Two UCF students have been awarded the highly competitive Astronaut Scholarships this year — raising the university’s student awards from the organization to 51 since 1989.

The honor is awarded by the Astronaut Scholarship Foundation to STEM students who are conducting research that will advance their respective fields — which are not limited to the aerospace industry. This year, 60 junior and senior undergraduate students from 44 colleges across the United States will receive up to almost $900,000. The honorees will be recognized during ASF’s Innovators Gala Aug. 14 at the Hilton Orlando.

“Our 2021 Astronaut Scholarship award program reflects our commitment to the best and brightest minds in the fields of STEM,” says Caroline Schumacher, president and CEO of ASF. “The challenges of the past year were met head on and managed with great success. We are so honored to support, fuel and inspire all of our 2021 Astronaut Scholars in the process of leadership in science and technology.”

Future Astrobiologist for NASA

While most people tend to avoid subjects they consider the most difficult in school, physics student Riley Havel says she selected her major because she wanted a challenge that would keep her busy throughout college. The Burnett Honors Scholar, who also stays busy through several campus involvements, eventually found her focus in planetary science and geoscience through her studies and guidance from faculty members.

For the past three years she’s also worked in UCF Assistant Professor Christopher Bennett’s Astrochem Lab, where she says she’s had flexible opportunities to explore various interests that have solidified her interest in becoming an astrobiologist for NASA.

“I think now is a good time to become an astrobiologist because there’s lots of current missions between NASA and some of the other international space agencies that are really focused on detecting life on other planets or detecting evidence of past life on other planets,” she says. “This is something a lot of people think about, but specifically astrobiologists really get to spend their whole career trying to figure out.”

Last summer she was even able to complete an internship in an astrobiology analytical laboratory at NASA’s Goddard Space Flight Center in Maryland. And now her recent Astronaut Scholarship will help her continue her path to become a full-time researcher.

“Receiving this means that I am more capable than I think I am sometimes,” Havel says. “I know in STEM we often face imposter syndrome, and it might hold us back at times, but receiving the astronaut scholar has just made me a lot more ambitious and think that my career goals aren’t as lofty as I once thought — that I can do it.”

While at UCF, Havel has served as a team leader for the first-year symposium class at the Burnett Honors College, tutor for student athletes, an ambassador for the Student Undergraduate Research Council, and leadership roles with the Society of Physics Students and Women in Physics Society. She credits student organizations and being proactive with finding academic and professional opportunities for her success.

“I think one of main reasons I think I’ve been able to stick with physics and really figure out what I wanted to do was because I spent a lot of time with the Society of Physics Students,” she says. “It’s really a group of people that all care about physics, math and helping each other out.

Build relationships with people in your courses and with upperclassmen because they’ve been through exactly what you’re going through and have the best insight on your studies, research and internships.”

Future Medical Researcher

Burnett Honors Scholar Angela Shar’s interest in research began in sixth grade with a science fair and has evolved into a potential future career for the biomedical sciences and criminal justice double major. With a physician as a mother, Shar was drawn to medicine early. While she was completing her honors undergraduate thesis she filed a patent on her research and became interested in legal issues, which she says led her to her second major as a way to further balance her studies.

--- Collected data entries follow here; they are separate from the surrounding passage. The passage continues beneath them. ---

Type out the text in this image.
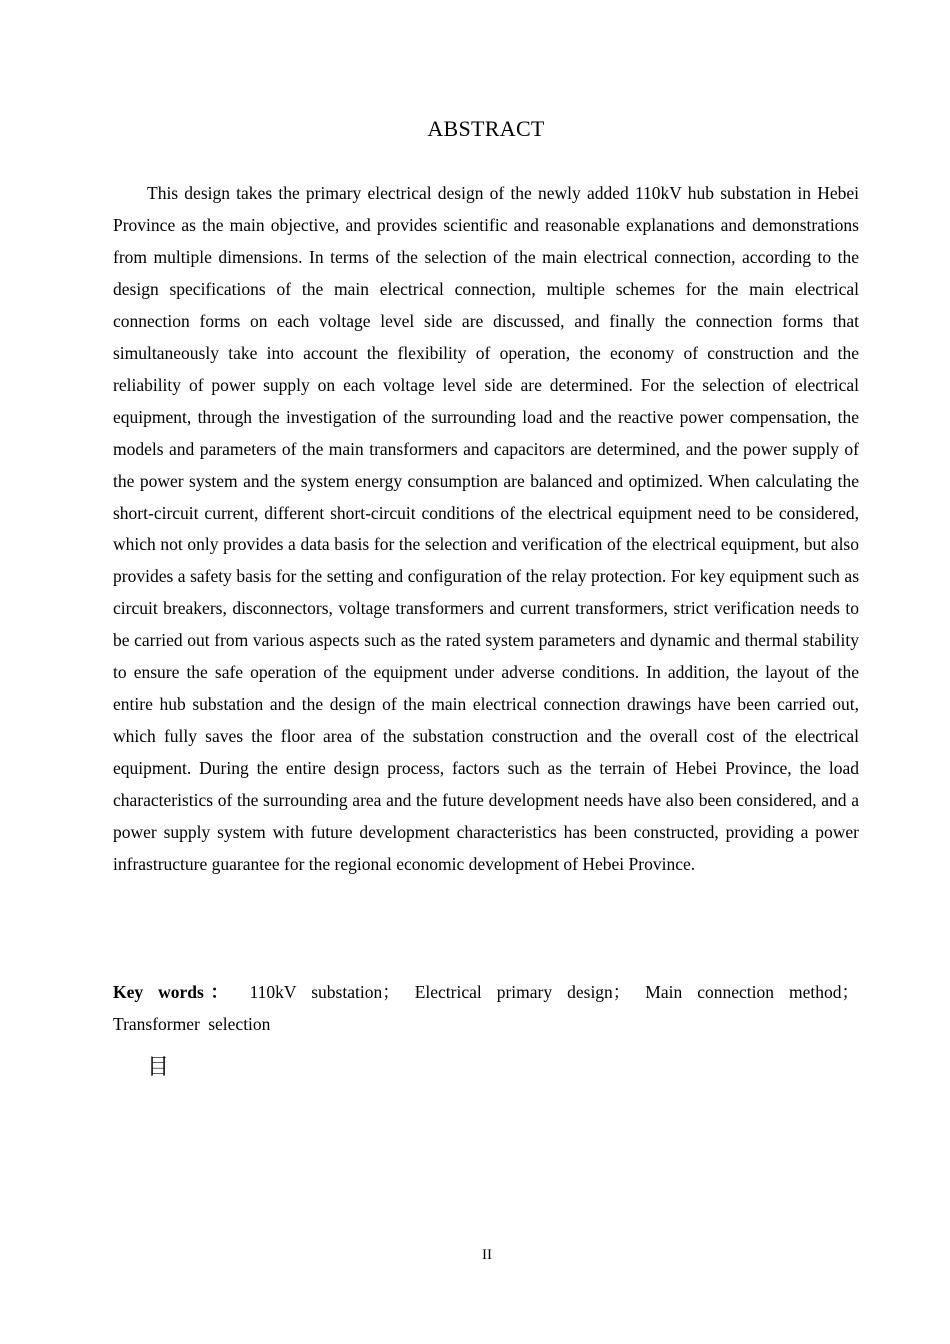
ABSTRACT

This design takes the primary electrical design of the newly added 110kV hub substation in Hebei Province as the main objective, and provides scientific and reasonable explanations and demonstrations from multiple dimensions. In terms of the selection of the main electrical connection, according to the design specifications of the main electrical connection, multiple schemes for the main electrical connection forms on each voltage level side are discussed, and finally the connection forms that simultaneously take into account the flexibility of operation, the economy of construction and the reliability of power supply on each voltage level side are determined. For the selection of electrical equipment, through the investigation of the surrounding load and the reactive power compensation, the models and parameters of the main transformers and capacitors are determined, and the power supply of the power system and the system energy consumption are balanced and optimized. When calculating the short-circuit current, different short-circuit conditions of the electrical equipment need to be considered, which not only provides a data basis for the selection and verification of the electrical equipment, but also provides a safety basis for the setting and configuration of the relay protection. For key equipment such as circuit breakers, disconnectors, voltage transformers and current transformers, strict verification needs to be carried out from various aspects such as the rated system parameters and dynamic and thermal stability to ensure the safe operation of the equipment under adverse conditions. In addition, the layout of the entire hub substation and the design of the main electrical connection drawings have been carried out, which fully saves the floor area of the substation construction and the overall cost of the electrical equipment. During the entire design process, factors such as the terrain of Hebei Province, the load characteristics of the surrounding area and the future development needs have also been considered, and a power supply system with future development characteristics has been constructed, providing a power infrastructure guarantee for the regional economic development of Hebei Province.

Key words： 110kV substation； Electrical primary design； Main connection method； Transformer selection

目
II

“Currently I’m doing research on therapies or drugs for bone disorders and medical issues like that,” she says. “I want to pursue my M.D. Ph.D. in biomaterials and tissue engineering. I’ve always really wanted to pursue medicine clinically, but I’ve always wanted to incorporate my passion for research at the same time. And really when it comes down to it, advancing medicine is impossible without innovative research pushing it along.”

Shar was also recently awarded the Burnett Honors College’s Alvin Y. Wang Undergraduate Research Scholarship, UCF’s Distinguished Undergraduate Researcher Award and a Judges’ Choice Award at UCF’s 2021 Student Scholar Symposium. This fall she will present her research at the Southern Biomedical Engineering Conference in New Orleans.

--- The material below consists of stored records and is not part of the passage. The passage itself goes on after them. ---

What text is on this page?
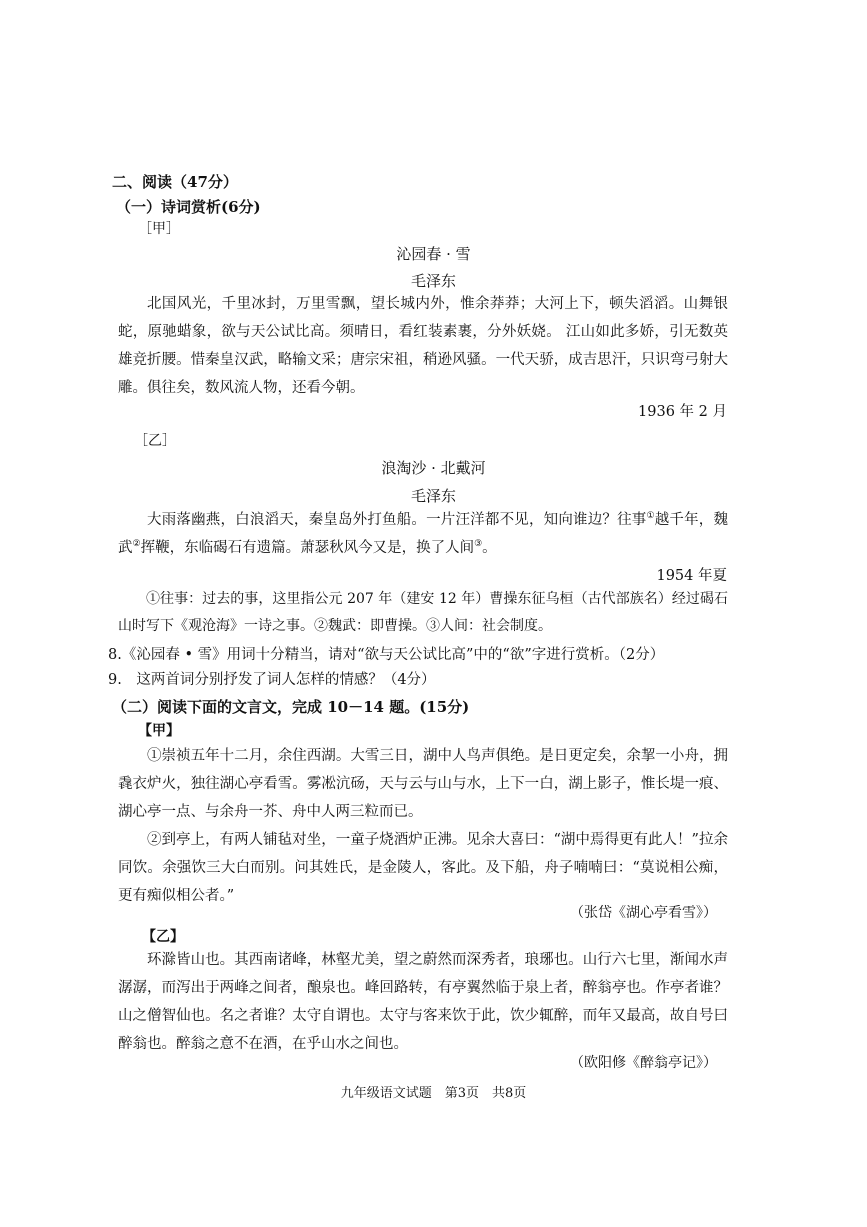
二、阅读（47分）
（一）诗词赏析(6分)
［甲］
沁园春 · 雪
毛泽东
北国风光，千里冰封，万里雪飘，望长城内外，惟余莽莽；大河上下，顿失滔滔。山舞银蛇，原驰蜡象，欲与天公试比高。须晴日，看红装素裹，分外妖娆。 江山如此多娇，引无数英雄竞折腰。惜秦皇汉武，略输文采；唐宗宋祖，稍逊风骚。一代天骄，成吉思汗，只识弯弓射大雕。俱往矣，数风流人物，还看今朝。
1936 年 2 月
［乙］
浪淘沙 · 北戴河
毛泽东
大雨落幽燕，白浪滔天，秦皇岛外打鱼船。一片汪洋都不见，知向谁边？往事①越千年，魏武②挥鞭，东临碣石有遗篇。萧瑟秋风今又是，换了人间③。
1954 年夏
①往事：过去的事，这里指公元 207 年（建安 12 年）曹操东征乌桓（古代部族名）经过碣石山时写下《观沧海》一诗之事。②魏武：即曹操。③人间：社会制度。
8.《沁园春 • 雪》用词十分精当，请对“欲与天公试比高”中的“欲”字进行赏析。（2分）
9.　这两首词分别抒发了词人怎样的情感？（4分）
（二）阅读下面的文言文，完成 10－14 题。(15分)
【甲】
①崇祯五年十二月，余住西湖。大雪三日，湖中人鸟声俱绝。是日更定矣，余挈一小舟，拥毳衣炉火，独往湖心亭看雪。雾凇沆砀，天与云与山与水，上下一白，湖上影子，惟长堤一痕、湖心亭一点、与余舟一芥、舟中人两三粒而已。
②到亭上，有两人铺毡对坐，一童子烧酒炉正沸。见余大喜曰：“湖中焉得更有此人！”拉余同饮。余强饮三大白而别。问其姓氏，是金陵人，客此。及下船，舟子喃喃曰：“莫说相公痴，更有痴似相公者。”
（张岱《湖心亭看雪》）
【乙】
环滁皆山也。其西南诸峰，林壑尤美，望之蔚然而深秀者，琅琊也。山行六七里，渐闻水声潺潺，而泻出于两峰之间者，酿泉也。峰回路转，有亭翼然临于泉上者，醉翁亭也。作亭者谁？山之僧智仙也。名之者谁？太守自谓也。太守与客来饮于此，饮少辄醉，而年又最高，故自号曰醉翁也。醉翁之意不在酒，在乎山水之间也。
（欧阳修《醉翁亭记》）
九年级语文试题　第3页　共8页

“I was really surprised when I got the Astronaut Scholarship because it’s just a huge achievement, but it’s very much a scholarship for students that are really passionate about research in general,” she says. “I think the Astronaut Scholarship Foundation recognized my passion toward medicine and my extensive research background. This honor is a really great opportunity for building networking opportunities to connect with others.”

She co-founded UCF’s chapter of the Society of Asian Scientists and Engineers, a national student organization that is dedicated to the advancement of Asian heritage individuals’ education and employment so that they can achieve their full potential.

“Research is really all about being determined,” she says. “Things don’t always work out — I’ve definitely had a lot of trials and errors — but I think it’s just a matter of picking yourself up, reading more literature and trying a different approach to get through it. For anyone wanting to get started with research you’re going to have a lot of failures, but the success and chance to make a difference is worth it.”